Corresponding policy and value gradients.
- Return type:
Tuple[np.ndarray, np.ndarray]
- classmethod load_learner(load_name: str, device: str) ActorCritic [source]
Loads GBRL model from a file
- Parameters:
load_name (str) – full path to file name
- Returns:
loaded ActorCriticModel
- Return type:
- predict_values(observations: ndarray | Tensor, requires_grad: bool = True, start_idx: int = 0, stop_idx: int = None, tensor: bool = True) ndarray | Tensor [source]
- Predict only values. If requires_grad=True then stores differentiable parameters in self.params
Return type/device is identical to the input type/device.
- Parameters:
observations (NumericalData)
requires_grad (bool, optional)
start_idx (int, optional) – start tree index for prediction. Defaults to 0.
stop_idx (_type_, optional) – stop tree index for prediction (uses
None. (all trees in the ensemble if set to 0). Defaults to)
tensor (bool, optional) – Return PyTorch Tensor, False returns a numpy array. Defaults to True.
- Returns:
values
- Return type:
NumericalData
- save_learner(save_path: str) None [source]
Saves model to file
- Parameters:
filename (str) – Absolute path and name of save filename.

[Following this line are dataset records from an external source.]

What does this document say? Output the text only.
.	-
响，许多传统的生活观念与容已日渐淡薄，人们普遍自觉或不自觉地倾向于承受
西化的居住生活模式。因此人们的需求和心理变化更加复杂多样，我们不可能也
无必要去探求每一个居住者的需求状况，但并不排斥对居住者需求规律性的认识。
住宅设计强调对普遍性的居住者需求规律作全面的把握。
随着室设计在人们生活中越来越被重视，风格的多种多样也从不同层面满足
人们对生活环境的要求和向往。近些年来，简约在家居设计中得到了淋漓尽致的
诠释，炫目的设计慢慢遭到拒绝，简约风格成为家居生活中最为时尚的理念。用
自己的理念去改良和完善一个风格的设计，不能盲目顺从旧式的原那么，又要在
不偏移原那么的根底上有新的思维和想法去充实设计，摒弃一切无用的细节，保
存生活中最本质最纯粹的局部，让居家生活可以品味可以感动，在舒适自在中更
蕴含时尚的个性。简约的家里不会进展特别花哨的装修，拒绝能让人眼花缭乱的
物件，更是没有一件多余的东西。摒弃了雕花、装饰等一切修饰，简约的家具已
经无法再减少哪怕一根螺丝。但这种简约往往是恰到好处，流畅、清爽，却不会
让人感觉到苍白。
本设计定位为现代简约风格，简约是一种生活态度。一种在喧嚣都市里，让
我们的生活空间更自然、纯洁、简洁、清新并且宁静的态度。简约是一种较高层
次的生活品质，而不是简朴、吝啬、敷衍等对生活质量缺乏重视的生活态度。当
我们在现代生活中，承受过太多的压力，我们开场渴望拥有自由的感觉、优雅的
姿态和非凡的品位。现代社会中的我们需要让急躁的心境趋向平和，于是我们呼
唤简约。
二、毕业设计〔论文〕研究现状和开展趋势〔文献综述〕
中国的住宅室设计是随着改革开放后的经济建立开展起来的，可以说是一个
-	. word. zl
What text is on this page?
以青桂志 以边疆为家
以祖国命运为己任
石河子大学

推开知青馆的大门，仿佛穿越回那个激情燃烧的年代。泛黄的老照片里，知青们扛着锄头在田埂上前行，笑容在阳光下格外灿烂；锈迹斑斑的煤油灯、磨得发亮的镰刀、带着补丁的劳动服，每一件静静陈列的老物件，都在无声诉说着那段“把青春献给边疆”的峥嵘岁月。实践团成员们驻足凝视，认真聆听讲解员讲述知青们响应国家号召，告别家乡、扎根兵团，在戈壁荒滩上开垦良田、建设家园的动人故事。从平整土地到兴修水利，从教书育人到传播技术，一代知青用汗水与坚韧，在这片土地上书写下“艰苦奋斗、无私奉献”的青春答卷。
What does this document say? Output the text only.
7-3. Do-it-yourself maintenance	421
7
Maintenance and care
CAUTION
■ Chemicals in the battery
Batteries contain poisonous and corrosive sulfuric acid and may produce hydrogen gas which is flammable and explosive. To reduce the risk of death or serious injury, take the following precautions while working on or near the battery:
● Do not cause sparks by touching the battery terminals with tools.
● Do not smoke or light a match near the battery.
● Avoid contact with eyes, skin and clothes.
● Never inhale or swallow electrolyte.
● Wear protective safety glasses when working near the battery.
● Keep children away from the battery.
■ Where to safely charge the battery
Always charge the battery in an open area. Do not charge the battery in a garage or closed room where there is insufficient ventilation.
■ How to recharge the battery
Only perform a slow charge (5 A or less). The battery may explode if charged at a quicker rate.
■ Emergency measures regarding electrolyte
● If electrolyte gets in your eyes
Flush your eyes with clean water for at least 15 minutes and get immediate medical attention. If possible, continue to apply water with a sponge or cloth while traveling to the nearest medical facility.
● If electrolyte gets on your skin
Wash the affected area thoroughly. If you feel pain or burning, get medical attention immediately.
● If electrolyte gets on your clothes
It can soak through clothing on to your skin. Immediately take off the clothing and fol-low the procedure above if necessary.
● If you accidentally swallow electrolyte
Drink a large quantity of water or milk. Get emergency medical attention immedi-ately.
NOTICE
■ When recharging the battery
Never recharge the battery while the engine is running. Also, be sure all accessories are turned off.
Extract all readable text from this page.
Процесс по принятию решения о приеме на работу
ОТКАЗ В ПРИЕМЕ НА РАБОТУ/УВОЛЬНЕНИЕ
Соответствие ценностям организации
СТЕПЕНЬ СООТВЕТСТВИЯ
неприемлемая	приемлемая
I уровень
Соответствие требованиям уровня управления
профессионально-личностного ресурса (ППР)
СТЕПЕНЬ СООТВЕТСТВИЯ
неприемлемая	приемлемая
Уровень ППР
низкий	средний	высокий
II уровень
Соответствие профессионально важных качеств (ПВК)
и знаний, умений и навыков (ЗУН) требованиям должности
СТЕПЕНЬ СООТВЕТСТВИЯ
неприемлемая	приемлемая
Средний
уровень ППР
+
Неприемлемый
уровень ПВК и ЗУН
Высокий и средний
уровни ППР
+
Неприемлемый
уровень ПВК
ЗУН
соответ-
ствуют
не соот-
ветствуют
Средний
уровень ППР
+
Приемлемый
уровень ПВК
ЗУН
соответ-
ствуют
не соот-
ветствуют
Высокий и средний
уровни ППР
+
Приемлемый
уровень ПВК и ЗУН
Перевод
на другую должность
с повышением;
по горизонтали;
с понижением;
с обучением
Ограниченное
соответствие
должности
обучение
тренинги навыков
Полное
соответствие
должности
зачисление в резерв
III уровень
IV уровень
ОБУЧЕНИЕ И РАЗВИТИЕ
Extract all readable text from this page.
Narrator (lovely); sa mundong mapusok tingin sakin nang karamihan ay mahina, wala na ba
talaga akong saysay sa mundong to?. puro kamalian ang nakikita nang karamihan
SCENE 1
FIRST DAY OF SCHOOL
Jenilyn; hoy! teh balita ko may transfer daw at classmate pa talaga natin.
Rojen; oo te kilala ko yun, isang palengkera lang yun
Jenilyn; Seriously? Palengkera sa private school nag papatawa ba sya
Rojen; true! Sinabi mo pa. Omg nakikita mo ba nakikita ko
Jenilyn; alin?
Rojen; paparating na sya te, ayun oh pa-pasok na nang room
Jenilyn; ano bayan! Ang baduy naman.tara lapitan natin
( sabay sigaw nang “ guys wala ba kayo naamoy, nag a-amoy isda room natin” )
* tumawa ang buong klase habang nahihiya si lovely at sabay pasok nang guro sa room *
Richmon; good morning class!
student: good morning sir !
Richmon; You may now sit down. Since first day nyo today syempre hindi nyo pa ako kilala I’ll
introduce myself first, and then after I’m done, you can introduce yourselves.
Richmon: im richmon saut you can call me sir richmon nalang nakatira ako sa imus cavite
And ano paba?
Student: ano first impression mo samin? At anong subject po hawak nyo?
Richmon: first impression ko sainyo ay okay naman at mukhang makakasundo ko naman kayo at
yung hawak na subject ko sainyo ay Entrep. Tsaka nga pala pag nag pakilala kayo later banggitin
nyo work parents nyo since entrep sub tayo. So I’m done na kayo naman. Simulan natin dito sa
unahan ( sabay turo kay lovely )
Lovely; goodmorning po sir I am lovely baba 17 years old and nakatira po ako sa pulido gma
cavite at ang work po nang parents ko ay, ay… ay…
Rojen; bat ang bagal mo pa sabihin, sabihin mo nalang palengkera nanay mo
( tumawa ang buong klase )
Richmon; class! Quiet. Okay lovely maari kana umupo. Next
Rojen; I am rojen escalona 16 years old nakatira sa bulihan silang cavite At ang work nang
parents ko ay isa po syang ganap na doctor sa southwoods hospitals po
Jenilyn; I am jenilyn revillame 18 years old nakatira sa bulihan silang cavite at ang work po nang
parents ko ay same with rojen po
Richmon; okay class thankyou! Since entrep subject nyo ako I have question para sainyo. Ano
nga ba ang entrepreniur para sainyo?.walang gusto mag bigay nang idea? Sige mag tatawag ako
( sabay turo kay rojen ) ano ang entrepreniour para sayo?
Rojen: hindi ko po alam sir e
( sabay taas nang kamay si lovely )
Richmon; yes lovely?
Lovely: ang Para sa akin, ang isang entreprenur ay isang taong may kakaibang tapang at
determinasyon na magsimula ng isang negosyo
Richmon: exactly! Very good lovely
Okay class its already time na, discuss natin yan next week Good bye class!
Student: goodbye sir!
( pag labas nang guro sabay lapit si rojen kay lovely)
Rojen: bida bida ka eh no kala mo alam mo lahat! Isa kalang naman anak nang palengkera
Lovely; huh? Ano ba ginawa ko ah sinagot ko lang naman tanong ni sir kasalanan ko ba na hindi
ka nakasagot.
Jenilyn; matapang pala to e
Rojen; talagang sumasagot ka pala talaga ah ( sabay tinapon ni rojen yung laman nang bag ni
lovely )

- step(observations: ndarray | Tensor | None = None, policy_grad: ndarray | Tensor | None = None, value_grad: ndarray | Tensor | None = None, policy_grad_clip: float | None = None, value_grad_clip: float | None = None) None [source]
Performs a boosting step for both the actor and critic.
If observations is not provided, it uses the stored input from thelast forward pass.
- Parameters:
observations (Optional[NumericalData], optional) – Input observations.
policy_grad (Optional[NumericalData], optional) – Manually computed gradients for the policy.
value_grad (Optional[NumericalData], optional) – Manually computed gradients for the value function.
policy_grad_clip (Optional[float], optional) – Gradient clipping value for policy updates.
value_grad_clip (Optional[float], optional) – Gradient clipping value for value updates.